In this case, there is no compelling need for a uniform federal rule, either with respect to the federal mortgage insurance program generally or with respect to the particular issues before us. No court has perceived a need for uniform federal common law rules to govern all facets of government lending programs.5 It is evident from the face of the National Housing Act and its implementing regulations that Congress intended state law to apply to some aspects of these programs.6 Nor is there any apparent need for a uniform rule regarding a contractor’s remedies against the mortgage lender. No showing has been made that a uniform rule would ease HUD’s administrative burdens. And since disputes between the contractor and the mortgage lender over loan proceeds are wholly between private parties, a uniform [614]*614federal rule is not required to protect the financial interests of the United States.7

Pankow argues that even though there may be no need for uniformity per se, the California rule should be rejected because it interferes with the purposes of section 221 of the National Housing Act. We disagree. The purposes of the federal statute would be furthered rather than frustrated by application of the California rule.

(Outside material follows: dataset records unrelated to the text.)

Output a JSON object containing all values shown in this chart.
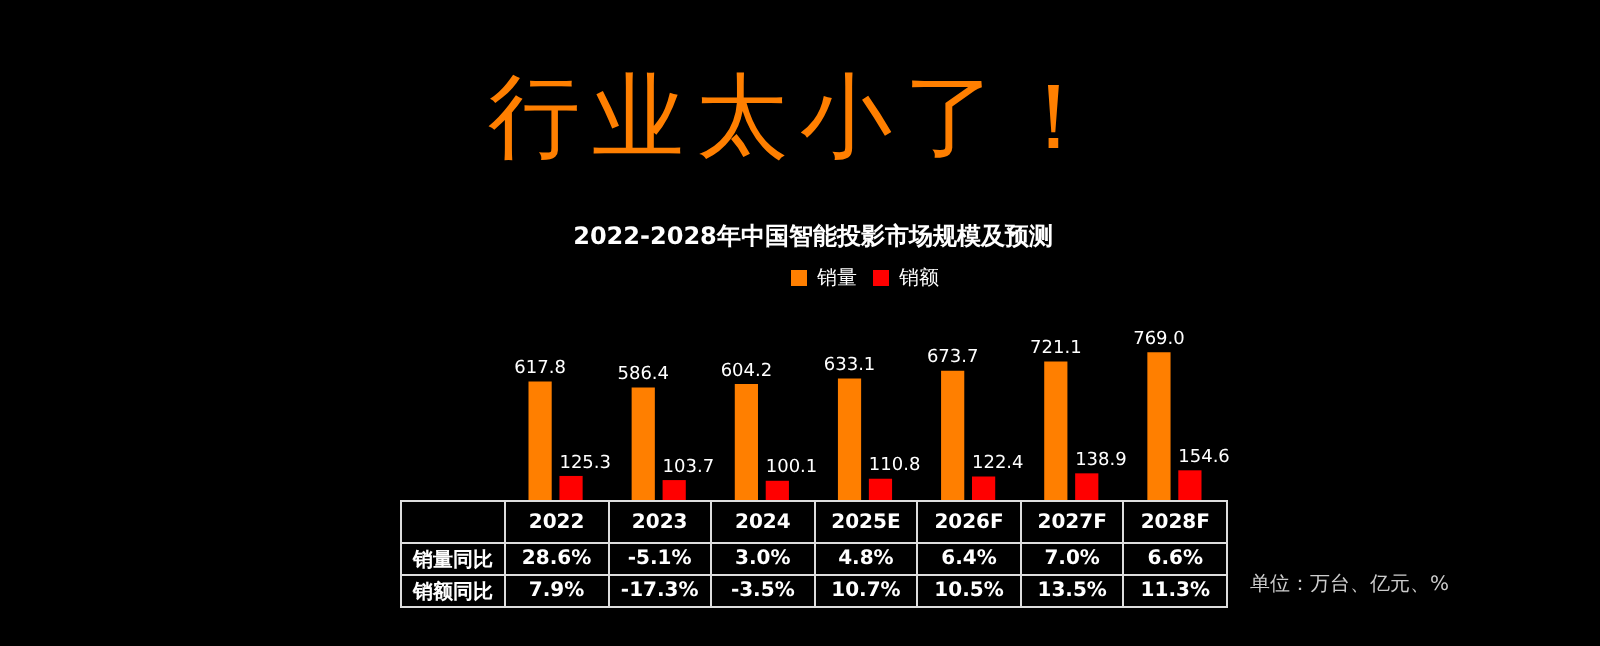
{
  "chart_data": {
    "type": "bar",
    "title": "行业太小了！",
    "subtitle": "2022-2028年中国智能投影市场规模及预测",
    "categories": [
      "2022",
      "2023",
      "2024",
      "2025E",
      "2026F",
      "2027F",
      "2028F"
    ],
    "series": [
      {
        "name": "销量",
        "color": "#ff7f00",
        "values": [
          617.8,
          586.4,
          604.2,
          633.1,
          673.7,
          721.1,
          769.0
        ],
        "value_labels": [
          "617.8",
          "586.4",
          "604.2",
          "633.1",
          "673.7",
          "721.1",
          "769.0"
        ]
      },
      {
        "name": "销额",
        "color": "#ff0000",
        "values": [
          125.3,
          103.7,
          100.1,
          110.8,
          122.4,
          138.9,
          154.6
        ],
        "value_labels": [
          "125.3",
          "103.7",
          "100.1",
          "110.8",
          "122.4",
          "138.9",
          "154.6"
        ]
      }
    ],
    "legend": "top",
    "tick_labels": false,
    "annotations": [
      "销量同比",
      "28.6%",
      "-5.1%",
      "3.0%",
      "4.8%",
      "6.4%",
      "7.0%",
      "6.6%",
      "销额同比",
      "7.9%",
      "-17.3%",
      "-3.5%",
      "10.7%",
      "10.5%",
      "13.5%",
      "11.3%",
      "单位：万台、亿元、%"
    ]
  }
}
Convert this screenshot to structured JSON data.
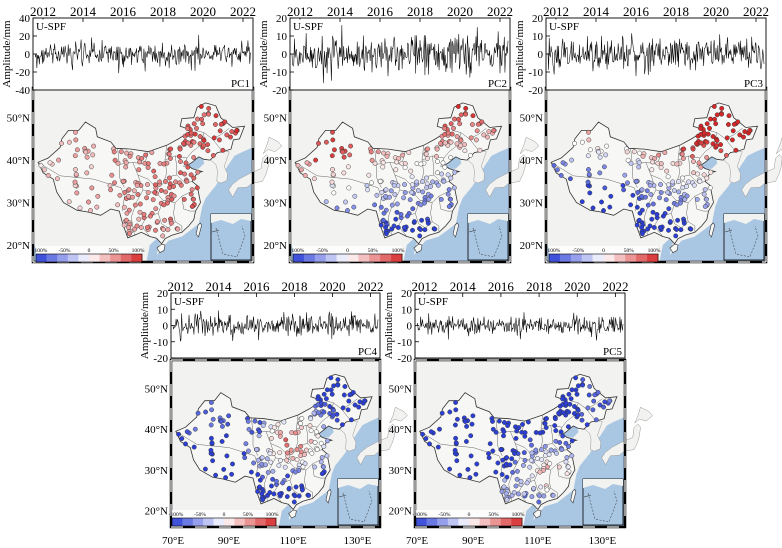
{
  "figure": {
    "panels": [
      {
        "id": "PC1",
        "pc_label": "PC1",
        "series_label": "U-SPF",
        "ylabel": "Amplitude/mm",
        "year_ticks": [
          "2012",
          "2014",
          "2016",
          "2018",
          "2020",
          "2022"
        ],
        "y_ticks": [
          "40",
          "20",
          "0",
          "-20",
          "-40"
        ],
        "ylim": [
          -40,
          40
        ],
        "noise_amplitude": 12
      },
      {
        "id": "PC2",
        "pc_label": "PC2",
        "series_label": "U-SPF",
        "ylabel": "Amplitude/mm",
        "year_ticks": [
          "2012",
          "2014",
          "2016",
          "2018",
          "2020",
          "2022"
        ],
        "y_ticks": [
          "20",
          "10",
          "0",
          "-10",
          "-20"
        ],
        "ylim": [
          -20,
          20
        ],
        "noise_amplitude": 9
      },
      {
        "id": "PC3",
        "pc_label": "PC3",
        "series_label": "U-SPF",
        "ylabel": "Amplitude/mm",
        "year_ticks": [
          "2012",
          "2014",
          "2016",
          "2018",
          "2020",
          "2022"
        ],
        "y_ticks": [
          "20",
          "10",
          "0",
          "-10",
          "-20"
        ],
        "ylim": [
          -20,
          20
        ],
        "noise_amplitude": 8
      },
      {
        "id": "PC4",
        "pc_label": "PC4",
        "series_label": "U-SPF",
        "ylabel": "Amplitude/mm",
        "year_ticks": [
          "2012",
          "2014",
          "2016",
          "2018",
          "2020",
          "2022"
        ],
        "y_ticks": [
          "20",
          "10",
          "0",
          "-10",
          "-20"
        ],
        "ylim": [
          -20,
          20
        ],
        "noise_amplitude": 6
      },
      {
        "id": "PC5",
        "pc_label": "PC5",
        "series_label": "U-SPF",
        "ylabel": "Amplitude/mm",
        "year_ticks": [
          "2012",
          "2014",
          "2016",
          "2018",
          "2020",
          "2022"
        ],
        "y_ticks": [
          "20",
          "10",
          "0",
          "-10",
          "-20"
        ],
        "ylim": [
          -20,
          20
        ],
        "noise_amplitude": 5
      }
    ],
    "map": {
      "lat_labels": [
        "50°N",
        "40°N",
        "30°N",
        "20°N"
      ],
      "lon_labels": [
        "70°E",
        "90°E",
        "110°E",
        "130°E"
      ],
      "colorbar_labels": [
        "-100%",
        "-50%",
        "0",
        "50%",
        "100%"
      ],
      "colors": {
        "ocean": "#a9c6e3",
        "land": "#f2f2f0",
        "positive": "#d62828",
        "negative": "#2b3fd6",
        "neutral": "#ffffff"
      }
    }
  }
}
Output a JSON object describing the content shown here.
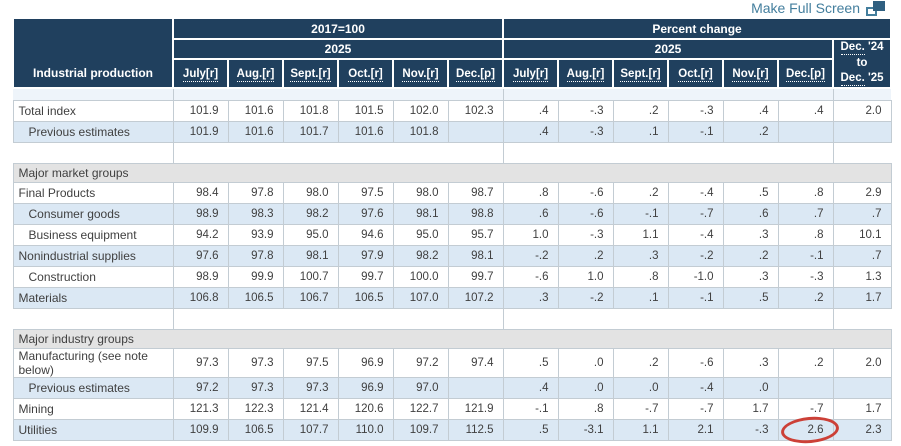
{
  "page": {
    "make_full_screen_label": "Make Full Screen"
  },
  "table": {
    "corner_label": "Industrial production",
    "index_group_header": "2017=100",
    "percent_group_header": "Percent change",
    "index_year": "2025",
    "percent_year": "2025",
    "months": [
      "July[r]",
      "Aug.[r]",
      "Sept.[r]",
      "Oct.[r]",
      "Nov.[r]",
      "Dec.[p]"
    ],
    "change_header": {
      "line1_dotted": "Dec.",
      "line1_rest": " '24 to",
      "line2_dotted": "Dec.",
      "line2_rest": " '25"
    },
    "rows": [
      {
        "type": "spacer-thin"
      },
      {
        "type": "data",
        "label": "Total index",
        "indent": false,
        "bg": "white",
        "index": [
          "101.9",
          "101.6",
          "101.8",
          "101.5",
          "102.0",
          "102.3"
        ],
        "pct": [
          ".4",
          "-.3",
          ".2",
          "-.3",
          ".4",
          ".4"
        ],
        "change": "2.0"
      },
      {
        "type": "data",
        "label": "Previous estimates",
        "indent": true,
        "bg": "blue",
        "index": [
          "101.9",
          "101.6",
          "101.7",
          "101.6",
          "101.8",
          ""
        ],
        "pct": [
          ".4",
          "-.3",
          ".1",
          "-.1",
          ".2",
          ""
        ],
        "change": ""
      },
      {
        "type": "spacer"
      },
      {
        "type": "section",
        "label": "Major market groups"
      },
      {
        "type": "data",
        "label": "Final Products",
        "indent": false,
        "bg": "white",
        "index": [
          "98.4",
          "97.8",
          "98.0",
          "97.5",
          "98.0",
          "98.7"
        ],
        "pct": [
          ".8",
          "-.6",
          ".2",
          "-.4",
          ".5",
          ".8"
        ],
        "change": "2.9"
      },
      {
        "type": "data",
        "label": "Consumer goods",
        "indent": true,
        "bg": "blue",
        "index": [
          "98.9",
          "98.3",
          "98.2",
          "97.6",
          "98.1",
          "98.8"
        ],
        "pct": [
          ".6",
          "-.6",
          "-.1",
          "-.7",
          ".6",
          ".7"
        ],
        "change": ".7"
      },
      {
        "type": "data",
        "label": "Business equipment",
        "indent": true,
        "bg": "white",
        "index": [
          "94.2",
          "93.9",
          "95.0",
          "94.6",
          "95.0",
          "95.7"
        ],
        "pct": [
          "1.0",
          "-.3",
          "1.1",
          "-.4",
          ".3",
          ".8"
        ],
        "change": "10.1"
      },
      {
        "type": "data",
        "label": "Nonindustrial supplies",
        "indent": false,
        "bg": "blue",
        "index": [
          "97.6",
          "97.8",
          "98.1",
          "97.9",
          "98.2",
          "98.1"
        ],
        "pct": [
          "-.2",
          ".2",
          ".3",
          "-.2",
          ".2",
          "-.1"
        ],
        "change": ".7"
      },
      {
        "type": "data",
        "label": "Construction",
        "indent": true,
        "bg": "white",
        "index": [
          "98.9",
          "99.9",
          "100.7",
          "99.7",
          "100.0",
          "99.7"
        ],
        "pct": [
          "-.6",
          "1.0",
          ".8",
          "-1.0",
          ".3",
          "-.3"
        ],
        "change": "1.3"
      },
      {
        "type": "data",
        "label": "Materials",
        "indent": false,
        "bg": "blue",
        "index": [
          "106.8",
          "106.5",
          "106.7",
          "106.5",
          "107.0",
          "107.2"
        ],
        "pct": [
          ".3",
          "-.2",
          ".1",
          "-.1",
          ".5",
          ".2"
        ],
        "change": "1.7"
      },
      {
        "type": "spacer"
      },
      {
        "type": "section",
        "label": "Major industry groups"
      },
      {
        "type": "data",
        "label": "Manufacturing (see note below)",
        "indent": false,
        "bg": "white",
        "index": [
          "97.3",
          "97.3",
          "97.5",
          "96.9",
          "97.2",
          "97.4"
        ],
        "pct": [
          ".5",
          ".0",
          ".2",
          "-.6",
          ".3",
          ".2"
        ],
        "change": "2.0"
      },
      {
        "type": "data",
        "label": "Previous estimates",
        "indent": true,
        "bg": "blue",
        "index": [
          "97.2",
          "97.3",
          "97.3",
          "96.9",
          "97.0",
          ""
        ],
        "pct": [
          ".4",
          ".0",
          ".0",
          "-.4",
          ".0",
          ""
        ],
        "change": ""
      },
      {
        "type": "data",
        "label": "Mining",
        "indent": false,
        "bg": "white",
        "index": [
          "121.3",
          "122.3",
          "121.4",
          "120.6",
          "122.7",
          "121.9"
        ],
        "pct": [
          "-.1",
          ".8",
          "-.7",
          "-.7",
          "1.7",
          "-.7"
        ],
        "change": "1.7"
      },
      {
        "type": "data",
        "label": "Utilities",
        "indent": false,
        "bg": "blue",
        "index": [
          "109.9",
          "106.5",
          "107.7",
          "110.0",
          "109.7",
          "112.5"
        ],
        "pct": [
          ".5",
          "-3.1",
          "1.1",
          "2.1",
          "-.3",
          "2.6"
        ],
        "change": "2.3",
        "circled_pct_index": 5
      }
    ],
    "annotation": {
      "shape": "red-ellipse",
      "color": "#cc4037",
      "marks_value": "2.6"
    }
  }
}
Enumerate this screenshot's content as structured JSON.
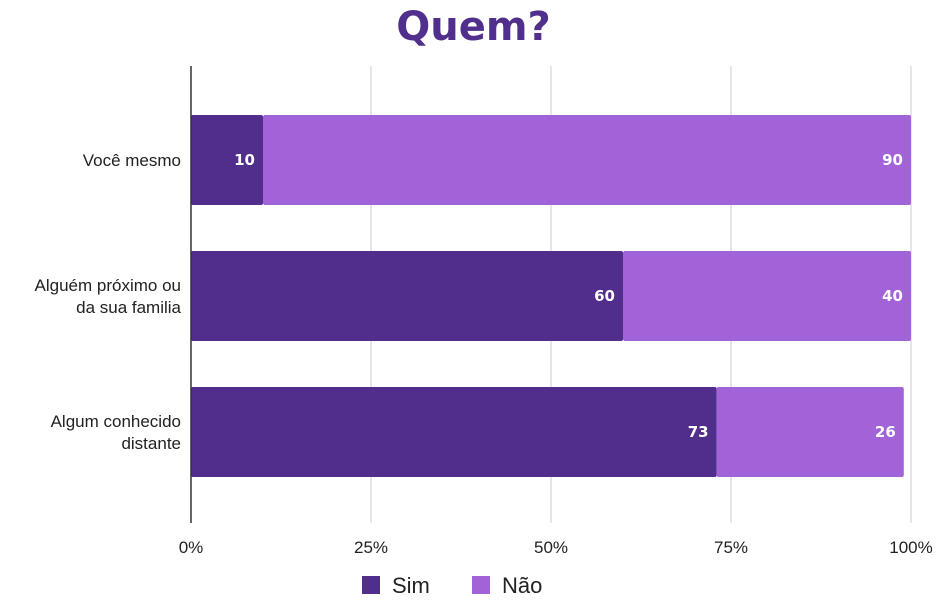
{
  "chart_data": {
    "type": "bar",
    "orientation": "horizontal",
    "stacked": true,
    "title": "Quem?",
    "categories": [
      [
        "Você mesmo"
      ],
      [
        "Alguém próximo ou",
        "da sua familia"
      ],
      [
        "Algum conhecido",
        "distante"
      ]
    ],
    "series": [
      {
        "name": "Sim",
        "values": [
          10,
          60,
          73
        ],
        "labels": [
          "10",
          "60",
          "73"
        ],
        "color": "#522e8c"
      },
      {
        "name": "Não",
        "values": [
          90,
          40,
          26
        ],
        "labels": [
          "90",
          "40",
          "26"
        ],
        "color": "#a262d8"
      }
    ],
    "xlim": [
      0,
      100
    ],
    "xticks": [
      {
        "value": 0,
        "label": "0%"
      },
      {
        "value": 25,
        "label": "25%"
      },
      {
        "value": 50,
        "label": "50%"
      },
      {
        "value": 75,
        "label": "75%"
      },
      {
        "value": 100,
        "label": "100%"
      }
    ],
    "grid": true,
    "legend_position": "bottom",
    "grid_color": "#cccccc",
    "axis_color": "#333333"
  }
}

Section 221 of the National Housing Act was designed “to assist private industry in providing housing for low and moderate income families and displaced families.” 12 U.S.C. § 17157(a). Congress sought to accomplish this purpose by encouraging private investment in the construction of such housing. Government insurance was provided to guarantee repayment of the mortgage loan if the project owner defaulted. Investors were placed virtually in a “no risk” position.

Section 3264 of California Civil Code8 was also designed to protect investors in construction projects. Enacted as part of California’s comprehensive Mechanics’ Lien Law, Cal.Civ.Code § 3082 et seq., this section was drafted in response to mortgage lender protests against state court decisions holding that even after completion of construction, a lien claimant may have an equity interest in the building loan account that is prior and superior to the rights of both the lender and the builder. See M. Marsh, California Mechanics’ Lien Law Handbook, § 5.27 at 182-83 (3d ed. 1979).